Début décembre, le président français Emmanuel Macron, en visite à Alger, s’est
engagé à restituer ces crânes à l’Algérie.
C’est au cours d’un travail de recherche documentaire lié à mon domaine que j’ai
découvert l’existence d’un personnage qui allait me mener vers le Muséum
d’Histoire Naturelle de Paris. Il s’agit de Victor Reboud, un médecin-major dans
les bataillons de Tirailleurs algériens, qui s’est beaucoup investi dans
l’antiquité. Outre sa profession de botaniste, il se forma à l’étude des stèles
libyques, en faisant de l’ombre à d’autres savants de l’époque dont l’abbé Jean-
Baptiste Chabot.
À l’époque, l’Algérie était une école de guerre pour les soldats français. C’est vers
cette époque que V. Reboud deviendra collectionneur d’ossements algériens. Il était
en contact avec un autre amateur de têtes décapitées, le docteur Edmond Vital, qui
était le directeur de l’hôpital de Constantine.

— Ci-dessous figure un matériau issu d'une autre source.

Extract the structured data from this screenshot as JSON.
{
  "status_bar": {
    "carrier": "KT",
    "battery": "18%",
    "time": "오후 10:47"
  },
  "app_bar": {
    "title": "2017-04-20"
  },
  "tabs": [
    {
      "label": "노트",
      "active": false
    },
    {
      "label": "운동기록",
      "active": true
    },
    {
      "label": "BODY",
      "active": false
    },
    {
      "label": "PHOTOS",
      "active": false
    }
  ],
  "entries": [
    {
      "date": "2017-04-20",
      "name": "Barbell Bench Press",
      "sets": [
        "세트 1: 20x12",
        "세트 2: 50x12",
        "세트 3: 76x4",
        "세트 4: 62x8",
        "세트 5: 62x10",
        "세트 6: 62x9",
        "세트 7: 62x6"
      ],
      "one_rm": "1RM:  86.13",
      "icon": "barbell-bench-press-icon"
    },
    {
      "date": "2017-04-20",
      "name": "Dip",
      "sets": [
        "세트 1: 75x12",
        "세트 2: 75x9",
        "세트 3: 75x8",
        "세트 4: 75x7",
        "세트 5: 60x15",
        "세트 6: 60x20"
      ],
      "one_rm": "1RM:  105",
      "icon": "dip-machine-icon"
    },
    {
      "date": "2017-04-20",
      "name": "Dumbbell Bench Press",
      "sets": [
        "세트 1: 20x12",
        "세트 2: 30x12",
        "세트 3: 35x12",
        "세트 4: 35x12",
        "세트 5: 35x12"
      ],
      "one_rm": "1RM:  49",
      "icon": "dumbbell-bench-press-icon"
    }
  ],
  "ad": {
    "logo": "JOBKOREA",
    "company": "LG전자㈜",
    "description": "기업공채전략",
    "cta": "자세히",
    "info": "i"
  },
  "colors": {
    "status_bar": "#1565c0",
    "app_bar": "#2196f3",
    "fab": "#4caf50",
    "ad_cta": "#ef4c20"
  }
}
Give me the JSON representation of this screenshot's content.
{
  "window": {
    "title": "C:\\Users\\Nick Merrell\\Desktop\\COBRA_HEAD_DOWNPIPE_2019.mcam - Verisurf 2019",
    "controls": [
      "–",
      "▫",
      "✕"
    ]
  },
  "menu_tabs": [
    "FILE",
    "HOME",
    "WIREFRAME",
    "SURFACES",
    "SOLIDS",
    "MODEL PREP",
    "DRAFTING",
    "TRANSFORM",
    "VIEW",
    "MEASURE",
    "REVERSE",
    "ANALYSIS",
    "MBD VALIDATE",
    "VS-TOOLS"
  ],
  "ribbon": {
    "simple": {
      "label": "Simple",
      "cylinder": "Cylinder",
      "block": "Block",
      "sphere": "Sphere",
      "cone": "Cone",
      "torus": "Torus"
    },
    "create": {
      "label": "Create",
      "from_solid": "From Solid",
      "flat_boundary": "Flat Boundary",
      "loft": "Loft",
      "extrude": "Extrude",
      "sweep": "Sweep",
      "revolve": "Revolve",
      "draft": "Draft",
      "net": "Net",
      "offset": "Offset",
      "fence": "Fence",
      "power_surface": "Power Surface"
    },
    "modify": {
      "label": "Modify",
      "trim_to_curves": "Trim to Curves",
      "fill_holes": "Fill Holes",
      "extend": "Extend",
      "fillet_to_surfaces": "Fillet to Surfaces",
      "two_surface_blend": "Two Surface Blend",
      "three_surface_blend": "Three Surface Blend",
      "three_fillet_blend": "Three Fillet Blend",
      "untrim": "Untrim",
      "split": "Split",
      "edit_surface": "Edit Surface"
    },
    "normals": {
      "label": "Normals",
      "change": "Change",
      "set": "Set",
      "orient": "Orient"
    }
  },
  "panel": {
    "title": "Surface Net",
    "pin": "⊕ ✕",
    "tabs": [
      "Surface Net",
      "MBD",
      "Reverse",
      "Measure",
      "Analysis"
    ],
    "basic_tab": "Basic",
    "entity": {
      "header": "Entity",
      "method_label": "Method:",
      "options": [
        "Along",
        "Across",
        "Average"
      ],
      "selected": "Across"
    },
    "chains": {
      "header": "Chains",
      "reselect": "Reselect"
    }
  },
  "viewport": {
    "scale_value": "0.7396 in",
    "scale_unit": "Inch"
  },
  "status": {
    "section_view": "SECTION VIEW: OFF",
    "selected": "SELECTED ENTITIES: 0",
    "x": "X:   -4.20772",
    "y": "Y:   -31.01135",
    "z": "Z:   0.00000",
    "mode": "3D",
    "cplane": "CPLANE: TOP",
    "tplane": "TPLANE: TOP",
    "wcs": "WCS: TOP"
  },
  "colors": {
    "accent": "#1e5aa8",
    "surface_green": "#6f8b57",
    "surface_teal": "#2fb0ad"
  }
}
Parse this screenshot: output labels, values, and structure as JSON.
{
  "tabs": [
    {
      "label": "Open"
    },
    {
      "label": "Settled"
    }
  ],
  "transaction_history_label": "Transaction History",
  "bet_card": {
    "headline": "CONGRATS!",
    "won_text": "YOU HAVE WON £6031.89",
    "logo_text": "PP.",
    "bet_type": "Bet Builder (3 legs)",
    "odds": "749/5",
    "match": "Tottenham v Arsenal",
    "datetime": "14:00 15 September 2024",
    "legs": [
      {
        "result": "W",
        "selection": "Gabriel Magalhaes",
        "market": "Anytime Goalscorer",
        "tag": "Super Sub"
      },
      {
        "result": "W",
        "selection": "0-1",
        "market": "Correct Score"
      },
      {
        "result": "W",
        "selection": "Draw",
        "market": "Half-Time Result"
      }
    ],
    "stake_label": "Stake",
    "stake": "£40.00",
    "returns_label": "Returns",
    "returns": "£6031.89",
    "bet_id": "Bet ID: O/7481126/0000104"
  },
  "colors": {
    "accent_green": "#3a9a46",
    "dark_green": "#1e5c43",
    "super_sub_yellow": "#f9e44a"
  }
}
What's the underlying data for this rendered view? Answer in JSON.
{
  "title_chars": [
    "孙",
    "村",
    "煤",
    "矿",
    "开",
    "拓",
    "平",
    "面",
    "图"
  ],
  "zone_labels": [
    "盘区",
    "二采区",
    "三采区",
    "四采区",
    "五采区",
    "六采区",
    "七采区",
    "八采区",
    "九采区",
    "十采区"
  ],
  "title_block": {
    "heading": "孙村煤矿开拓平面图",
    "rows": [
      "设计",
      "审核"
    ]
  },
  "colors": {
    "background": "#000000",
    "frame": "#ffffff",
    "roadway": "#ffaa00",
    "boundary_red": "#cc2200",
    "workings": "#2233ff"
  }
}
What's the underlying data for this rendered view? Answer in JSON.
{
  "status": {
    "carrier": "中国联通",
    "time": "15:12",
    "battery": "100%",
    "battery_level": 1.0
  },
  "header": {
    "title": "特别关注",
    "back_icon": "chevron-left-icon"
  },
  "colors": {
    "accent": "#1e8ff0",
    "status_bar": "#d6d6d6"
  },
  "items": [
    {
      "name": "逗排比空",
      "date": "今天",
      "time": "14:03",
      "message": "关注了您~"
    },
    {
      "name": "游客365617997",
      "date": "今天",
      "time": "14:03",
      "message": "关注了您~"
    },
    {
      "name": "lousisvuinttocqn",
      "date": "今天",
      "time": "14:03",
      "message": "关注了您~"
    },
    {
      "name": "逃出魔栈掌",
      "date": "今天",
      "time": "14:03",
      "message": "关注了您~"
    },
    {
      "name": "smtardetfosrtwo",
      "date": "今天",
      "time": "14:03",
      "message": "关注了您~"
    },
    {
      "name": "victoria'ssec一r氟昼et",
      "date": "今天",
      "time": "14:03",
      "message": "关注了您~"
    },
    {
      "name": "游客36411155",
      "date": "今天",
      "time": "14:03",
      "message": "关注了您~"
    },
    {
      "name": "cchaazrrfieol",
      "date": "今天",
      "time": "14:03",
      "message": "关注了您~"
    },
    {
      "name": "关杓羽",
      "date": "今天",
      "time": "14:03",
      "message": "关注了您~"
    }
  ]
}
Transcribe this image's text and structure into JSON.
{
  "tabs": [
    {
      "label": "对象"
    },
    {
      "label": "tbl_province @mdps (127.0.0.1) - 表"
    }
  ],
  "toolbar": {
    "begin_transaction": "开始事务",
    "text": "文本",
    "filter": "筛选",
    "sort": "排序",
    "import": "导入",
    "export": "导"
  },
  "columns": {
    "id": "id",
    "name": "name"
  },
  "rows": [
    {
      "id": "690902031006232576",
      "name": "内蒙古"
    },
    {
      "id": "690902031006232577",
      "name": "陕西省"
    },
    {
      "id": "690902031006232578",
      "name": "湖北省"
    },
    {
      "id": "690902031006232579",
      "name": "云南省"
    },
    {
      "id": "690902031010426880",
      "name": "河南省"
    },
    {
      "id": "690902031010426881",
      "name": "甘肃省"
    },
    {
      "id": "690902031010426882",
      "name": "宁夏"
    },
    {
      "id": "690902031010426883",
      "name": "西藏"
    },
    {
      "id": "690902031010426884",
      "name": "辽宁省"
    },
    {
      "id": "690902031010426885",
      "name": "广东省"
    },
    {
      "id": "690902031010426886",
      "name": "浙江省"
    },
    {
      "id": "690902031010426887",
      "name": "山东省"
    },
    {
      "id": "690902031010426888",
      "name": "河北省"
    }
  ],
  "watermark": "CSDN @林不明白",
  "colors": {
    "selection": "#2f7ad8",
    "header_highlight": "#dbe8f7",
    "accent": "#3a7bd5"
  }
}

C’est Victor-Constant Reboud qui fit
parvenir au muséum de Paris les restes mortuaires des principaux chefs de la
résistance. Il le dit dans une lettre publiée dans la Revue Africaine. Le Dr Reboud
qui s’affairait à clouer la caisse contenant les têtes de résistants algériens, avant leur
l’envoi au Muséum de Paris, demanda au frère du Dr Vital qui venait de décéder : «
S’il pouvait enrichir l’envoi de quelques crânes intéressants ». René Vital répondit :
« Prenez donc tout ce que mon frère a laissé, vous y trouverez des têtes de gueux
célèbres, et vous ferez le bonheur de mes servantes, qui n’osent monter au galetas,
parce que l’une de ces têtes a conservé ses chairs fraîches, et que malgré la poudre
de charbon dans laquelle elle est depuis de nombreuses années, elle répand une
odeur sui generis… ».
C’est ainsi que les travaux sur l’antiquité m’ont mené jusqu’au Muséum de Paris.
Tous les chemins mènent à Rome. C’est à partir de ce moment-là que j’ai décidé de
faire des recherches sur ces restes, une vingtaine d’entre eux sont envoyés par
Reboud au Muséum de Paris. Sur cette vingtaine de crânes, appartenant à la
collection Vital, seul six parmi eux ont été retrouvés au Muséum de Paris, ce sont
les ossements des principaux chefs de la résistance.
C’est ainsi que les ossements des résistants algériens à la colonisation, furent
envoyés en France, où ils sont considérés jusqu’à nos jours comme faisant partie
du patrimoine culturel inaliénable français.
On retrouve parmi ces crânes algériens, qui s’élèvent au nombre de 68, ceux des
principaux chefs de la résistance, Boubaghla, Al-Titraoui, Al-Hamadi, cheikh
Bouziane des Zaatcha, Moussa Al-Darkaoui, Boukedida de Tébessa, d’autres
encore. Parfois de simples anonymes. Un fœtus dans un bocal. La tête d’une jolie
petite fille de 7 à 8 ans, selon une lettre de l’époque, fut expédiée au Muséum de
Paris dans du formol. Parmi les têtes figure celle d’un jeune guerrier de la tribu des
Hadjout, des environs d’Alger, tué le 7 mars 1839. Il était âgé de 17 ans.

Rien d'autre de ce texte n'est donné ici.